- New C-Class estate arrives in UK in September with three engines
- Boot now 490 or 1,510 litres with 40/20/40 split fold
- More technology and more efficient than before
We’ve already driven the new Mercedes C-Class saloon, but now Mercedes has unveiled an Estate version which builds on the practicality, technology, efficiency and style of its predecessor. The firm’s hoping it builds on that car’s 33,000 UK sales figure too.
This is not an out and out load-lugger; the press release buzzwords include multifaceted, modern and lifestyle throughout, which is reflected in the 490-litre load space behind the seats. That’s five litres larger than before, while the headline 1,510-litre number is up 10 litres over the C-Class Estate that came before.
The rear seat now splits in a 40/20/40 configuration as standard, allowing you to juggle between passengers and cargo to your heart’s content. If you tick the right option boxes the backrests can be lowered electrically; a simple wave of your foot underneath the rear bumper will send the tailgate gliding skyward.
It’s not all about cargo with the new C-Class estate though, as an 80mm increase in wheelbase from before liberates another 45mm of legroom for those on the rear bench.
The rest of the cabin is lifted lock-stock from the new C-Class saloon, which is a very good thing indeed thanks to its flowing lines and innovative touchpad controller. Mimicking the familiar gestures of a smartphone to control the infotainment system the control surface is built into an elegant metal support on the centre console. Intuitive and quick to react, in the saloon it’s a real highlight of the segment.
The impressive infotainment system is bolstered by the firm’s FrontBass sound system which places the low-frequency speakers in the chassis structure for improved sound quality, and for true audiophiles there’s an optional Burmester system.
Passengers are just as well catered for by the navigation system as the driver, thanks to a drive show which displays journey images and information like on an airliner, while the GPS also recognises when the car is in a tunnel and changes the air recirculation function on the climate control accordingly. Like many of its rivals the C-Class Estate will also offer live traffic information and wi-fi hotspot for Internet usage when stationary.
A new head-up display also features on the C-Class Estate and can project the vehicle’s speed, posted speed limits, navigation instructions and cruise control information onto the base of the windscreen.
Almost all of the new assistance systems from the new S-Class make an appearance here as well, and the C-Class estate is fitted with Attention Assist to monitor driver drowsiness as well as Collision Prevention Assist Plus. The latter uses the Adaptive Brake System for autonomous braking at speeds between four and 65mph to help reduce or even avoid rear end impacts (up to 25mph) when the driver fails to respond to an unexpected object in front of them.

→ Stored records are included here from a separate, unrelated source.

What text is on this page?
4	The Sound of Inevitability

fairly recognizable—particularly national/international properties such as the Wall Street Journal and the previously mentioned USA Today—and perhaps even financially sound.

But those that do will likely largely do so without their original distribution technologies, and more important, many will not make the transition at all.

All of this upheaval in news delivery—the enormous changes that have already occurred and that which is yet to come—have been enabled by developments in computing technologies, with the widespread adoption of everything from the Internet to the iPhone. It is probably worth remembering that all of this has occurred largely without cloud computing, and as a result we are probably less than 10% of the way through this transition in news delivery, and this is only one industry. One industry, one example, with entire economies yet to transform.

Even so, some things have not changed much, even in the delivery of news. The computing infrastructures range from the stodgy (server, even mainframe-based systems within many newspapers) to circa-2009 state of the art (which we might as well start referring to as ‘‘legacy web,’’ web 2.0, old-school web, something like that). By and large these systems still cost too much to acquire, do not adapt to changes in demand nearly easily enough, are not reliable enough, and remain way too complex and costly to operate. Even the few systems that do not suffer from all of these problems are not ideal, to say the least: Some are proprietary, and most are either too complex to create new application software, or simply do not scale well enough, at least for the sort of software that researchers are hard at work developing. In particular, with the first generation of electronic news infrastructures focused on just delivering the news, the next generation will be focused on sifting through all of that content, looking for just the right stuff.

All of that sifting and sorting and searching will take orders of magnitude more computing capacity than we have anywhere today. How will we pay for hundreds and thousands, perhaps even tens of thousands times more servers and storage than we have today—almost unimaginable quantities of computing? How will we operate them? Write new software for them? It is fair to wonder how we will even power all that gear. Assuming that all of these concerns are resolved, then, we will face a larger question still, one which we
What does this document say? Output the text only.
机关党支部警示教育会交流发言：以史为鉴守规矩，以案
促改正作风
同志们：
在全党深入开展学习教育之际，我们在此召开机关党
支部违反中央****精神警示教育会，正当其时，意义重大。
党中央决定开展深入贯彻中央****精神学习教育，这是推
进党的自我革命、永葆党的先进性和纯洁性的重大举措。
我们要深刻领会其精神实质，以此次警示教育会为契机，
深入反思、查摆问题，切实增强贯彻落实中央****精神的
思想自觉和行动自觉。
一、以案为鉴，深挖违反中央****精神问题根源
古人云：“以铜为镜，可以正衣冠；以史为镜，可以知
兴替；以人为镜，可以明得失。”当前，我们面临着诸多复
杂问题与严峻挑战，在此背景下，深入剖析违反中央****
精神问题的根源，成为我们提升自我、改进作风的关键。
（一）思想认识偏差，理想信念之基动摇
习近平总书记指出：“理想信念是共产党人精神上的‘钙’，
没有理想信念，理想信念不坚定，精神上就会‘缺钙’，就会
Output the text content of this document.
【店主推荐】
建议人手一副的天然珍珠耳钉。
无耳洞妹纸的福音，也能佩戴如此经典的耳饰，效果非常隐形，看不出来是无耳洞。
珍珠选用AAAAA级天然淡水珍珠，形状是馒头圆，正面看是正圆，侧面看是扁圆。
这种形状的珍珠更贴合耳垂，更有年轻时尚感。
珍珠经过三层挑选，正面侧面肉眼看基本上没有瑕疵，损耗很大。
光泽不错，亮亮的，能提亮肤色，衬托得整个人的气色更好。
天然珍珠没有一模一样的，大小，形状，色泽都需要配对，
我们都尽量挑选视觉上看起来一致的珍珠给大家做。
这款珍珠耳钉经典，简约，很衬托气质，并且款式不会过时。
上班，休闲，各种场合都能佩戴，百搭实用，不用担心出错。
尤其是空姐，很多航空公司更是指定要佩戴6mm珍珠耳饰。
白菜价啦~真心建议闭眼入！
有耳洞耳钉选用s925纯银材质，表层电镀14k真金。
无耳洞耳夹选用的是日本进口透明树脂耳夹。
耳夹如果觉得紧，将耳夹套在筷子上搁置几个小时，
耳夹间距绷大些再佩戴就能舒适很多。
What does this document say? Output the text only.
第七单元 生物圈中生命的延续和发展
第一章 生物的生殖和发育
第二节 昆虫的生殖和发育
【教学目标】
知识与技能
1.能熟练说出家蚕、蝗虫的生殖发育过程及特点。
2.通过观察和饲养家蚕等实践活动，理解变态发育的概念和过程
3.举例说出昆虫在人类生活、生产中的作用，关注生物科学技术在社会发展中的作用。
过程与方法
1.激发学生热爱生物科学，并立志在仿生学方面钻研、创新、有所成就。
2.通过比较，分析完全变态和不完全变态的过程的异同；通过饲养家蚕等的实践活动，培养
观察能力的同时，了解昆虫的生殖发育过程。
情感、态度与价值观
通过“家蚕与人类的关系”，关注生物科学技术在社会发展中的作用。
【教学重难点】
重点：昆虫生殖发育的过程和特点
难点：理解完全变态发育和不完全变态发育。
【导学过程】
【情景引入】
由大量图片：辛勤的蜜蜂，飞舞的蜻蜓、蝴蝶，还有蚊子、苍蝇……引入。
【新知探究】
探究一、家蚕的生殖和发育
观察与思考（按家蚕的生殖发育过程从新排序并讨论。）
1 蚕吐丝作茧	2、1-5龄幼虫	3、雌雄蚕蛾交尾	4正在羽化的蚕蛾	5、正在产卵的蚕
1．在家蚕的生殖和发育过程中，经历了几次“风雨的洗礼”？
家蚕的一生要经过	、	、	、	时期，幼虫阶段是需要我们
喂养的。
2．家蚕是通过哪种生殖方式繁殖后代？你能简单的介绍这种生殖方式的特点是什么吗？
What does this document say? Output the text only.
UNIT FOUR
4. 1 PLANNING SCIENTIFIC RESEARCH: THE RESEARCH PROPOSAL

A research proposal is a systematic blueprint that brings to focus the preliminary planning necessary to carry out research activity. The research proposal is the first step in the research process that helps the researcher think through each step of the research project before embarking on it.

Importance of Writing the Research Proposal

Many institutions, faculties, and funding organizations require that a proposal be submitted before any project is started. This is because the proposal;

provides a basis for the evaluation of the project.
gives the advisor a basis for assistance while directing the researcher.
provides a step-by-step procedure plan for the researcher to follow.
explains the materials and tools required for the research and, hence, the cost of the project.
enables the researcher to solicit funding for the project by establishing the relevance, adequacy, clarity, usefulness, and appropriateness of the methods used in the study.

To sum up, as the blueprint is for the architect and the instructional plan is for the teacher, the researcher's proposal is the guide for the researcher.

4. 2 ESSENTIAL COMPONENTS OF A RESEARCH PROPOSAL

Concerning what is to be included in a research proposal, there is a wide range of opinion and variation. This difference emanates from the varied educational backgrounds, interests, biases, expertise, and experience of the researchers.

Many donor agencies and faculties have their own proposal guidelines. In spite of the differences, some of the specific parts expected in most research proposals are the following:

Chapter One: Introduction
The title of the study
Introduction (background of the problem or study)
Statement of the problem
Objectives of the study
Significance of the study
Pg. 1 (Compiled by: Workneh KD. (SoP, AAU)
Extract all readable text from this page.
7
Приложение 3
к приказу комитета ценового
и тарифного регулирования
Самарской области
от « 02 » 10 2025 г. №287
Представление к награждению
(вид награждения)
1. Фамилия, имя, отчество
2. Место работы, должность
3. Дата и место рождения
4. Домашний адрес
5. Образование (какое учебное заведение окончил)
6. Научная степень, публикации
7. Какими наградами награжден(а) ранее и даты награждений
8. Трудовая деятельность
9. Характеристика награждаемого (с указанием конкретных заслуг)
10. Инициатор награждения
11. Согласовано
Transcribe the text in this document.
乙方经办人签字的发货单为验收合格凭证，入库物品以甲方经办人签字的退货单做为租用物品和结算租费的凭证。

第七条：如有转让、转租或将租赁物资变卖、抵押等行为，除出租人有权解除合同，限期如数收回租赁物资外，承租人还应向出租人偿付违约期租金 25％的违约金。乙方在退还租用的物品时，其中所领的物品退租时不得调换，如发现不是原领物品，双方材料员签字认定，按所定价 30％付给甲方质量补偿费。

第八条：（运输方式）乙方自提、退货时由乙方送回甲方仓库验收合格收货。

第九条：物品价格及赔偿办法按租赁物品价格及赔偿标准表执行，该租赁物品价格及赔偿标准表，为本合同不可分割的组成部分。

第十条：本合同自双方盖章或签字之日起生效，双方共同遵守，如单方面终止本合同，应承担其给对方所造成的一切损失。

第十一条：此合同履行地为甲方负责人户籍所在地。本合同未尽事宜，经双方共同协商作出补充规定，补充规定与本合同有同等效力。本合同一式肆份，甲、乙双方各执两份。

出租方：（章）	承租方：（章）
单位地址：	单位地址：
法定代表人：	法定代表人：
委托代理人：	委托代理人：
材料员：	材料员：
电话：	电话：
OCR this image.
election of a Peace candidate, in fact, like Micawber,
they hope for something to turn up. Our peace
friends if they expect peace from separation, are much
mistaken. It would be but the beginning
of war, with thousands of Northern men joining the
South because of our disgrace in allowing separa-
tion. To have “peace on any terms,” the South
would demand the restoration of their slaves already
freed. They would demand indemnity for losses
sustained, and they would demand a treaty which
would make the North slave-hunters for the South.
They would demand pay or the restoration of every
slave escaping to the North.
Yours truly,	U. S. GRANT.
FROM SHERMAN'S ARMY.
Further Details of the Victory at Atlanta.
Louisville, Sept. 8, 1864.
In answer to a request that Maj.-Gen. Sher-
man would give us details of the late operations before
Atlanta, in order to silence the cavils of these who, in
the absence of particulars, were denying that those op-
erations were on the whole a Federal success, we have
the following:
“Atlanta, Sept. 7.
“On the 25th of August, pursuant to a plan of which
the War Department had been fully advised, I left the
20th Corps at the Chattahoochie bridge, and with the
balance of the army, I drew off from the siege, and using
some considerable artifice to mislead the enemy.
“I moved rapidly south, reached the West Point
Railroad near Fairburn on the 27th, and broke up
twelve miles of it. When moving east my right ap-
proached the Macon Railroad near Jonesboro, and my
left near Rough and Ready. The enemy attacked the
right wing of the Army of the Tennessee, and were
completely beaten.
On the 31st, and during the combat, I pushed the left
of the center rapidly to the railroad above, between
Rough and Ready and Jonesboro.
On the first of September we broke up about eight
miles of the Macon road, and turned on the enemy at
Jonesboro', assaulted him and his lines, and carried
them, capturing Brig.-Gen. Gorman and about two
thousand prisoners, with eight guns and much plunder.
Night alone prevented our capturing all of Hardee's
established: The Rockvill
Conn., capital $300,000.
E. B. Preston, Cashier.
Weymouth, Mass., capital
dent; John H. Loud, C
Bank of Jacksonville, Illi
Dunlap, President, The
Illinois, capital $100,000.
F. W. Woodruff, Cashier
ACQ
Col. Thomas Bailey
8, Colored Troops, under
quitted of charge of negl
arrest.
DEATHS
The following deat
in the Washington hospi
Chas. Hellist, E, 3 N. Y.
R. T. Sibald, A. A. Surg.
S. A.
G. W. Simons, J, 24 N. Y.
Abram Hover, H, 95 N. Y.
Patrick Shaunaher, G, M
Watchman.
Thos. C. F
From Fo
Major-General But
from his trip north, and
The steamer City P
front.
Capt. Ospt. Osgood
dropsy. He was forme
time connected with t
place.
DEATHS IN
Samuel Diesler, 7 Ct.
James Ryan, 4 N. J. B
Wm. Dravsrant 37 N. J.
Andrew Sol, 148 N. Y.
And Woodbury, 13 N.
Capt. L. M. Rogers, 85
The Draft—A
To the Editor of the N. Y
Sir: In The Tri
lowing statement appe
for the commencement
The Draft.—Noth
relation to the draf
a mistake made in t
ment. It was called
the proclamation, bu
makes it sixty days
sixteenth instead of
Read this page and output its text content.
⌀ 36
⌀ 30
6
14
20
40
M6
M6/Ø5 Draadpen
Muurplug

The system is so advanced that with Distronic Plus, Steering Assist and Stop & Go Pilot it can actually follow vehicles in a tailback situation without any steering, throttle or brake input from the driver while maintaining its position within the lines of the road and a safe distance from the car in front. In the event it all goes wrong there are a multitude of airbags to take care of occupants, including one for the driver’s knees and an optimised window airbag.
Active Parking Assist, which slots the C-Class Estate into a parking space itself is an option, as is Adaptive High Beam Plus which allows full beam headlights to remain on permanently by masking out any offending beam that would dazzle those being followed or driving towards the C-Class Estate.
Thanks to extensive use of aluminium the new C-Class Estate weighs around 65Kg less than before, resulting in better performance from the three engines available at launch – two diesel and one petrol.
The diesel options are the C220 BlueTEC with 167bhp, followed by the 201bhp C250 BlueTEC, while petrol-lovers will initially have to make do with the 181bhp C200. Expect more engines, including the C300 BlueTEC Hybrid to arrive in 2015.
There’s an all-new suspension set-up to take advantage of the performance on offer too, with a four-link front axle and the choice of two steel-suspension set-ups (including a Sport version) as well Airmatic Air suspension with self-levelling all-round (rather than just on the rear).
Drivers wanting even more personalisation can choose a driving mode that includes Comfort, Eco, Sport and Sport+ which will alter the steering, throttle and gearbox responses – an individual mode allows them to fine tune the parameters further.
Regardless of which model you choose from – we’ll have SE, Sport and AMG trims here in the UK – you’ll enjoy the benefits of the firm’s Electromechanical Direct-Steer steering system which offers speed-sensitive assistance and a ratio that changes as you add lock.
The new Mercedes C-Class Estate will arrive in the UK in September, priced around £1,200 more than the equivalent saloon model at approximately £30,500 for the C220 BlueTEC and £28,000 for the C200 Petrol. We’ll be driving it soon so check back before then for a full Parkers Mercedes C-Class Estate review.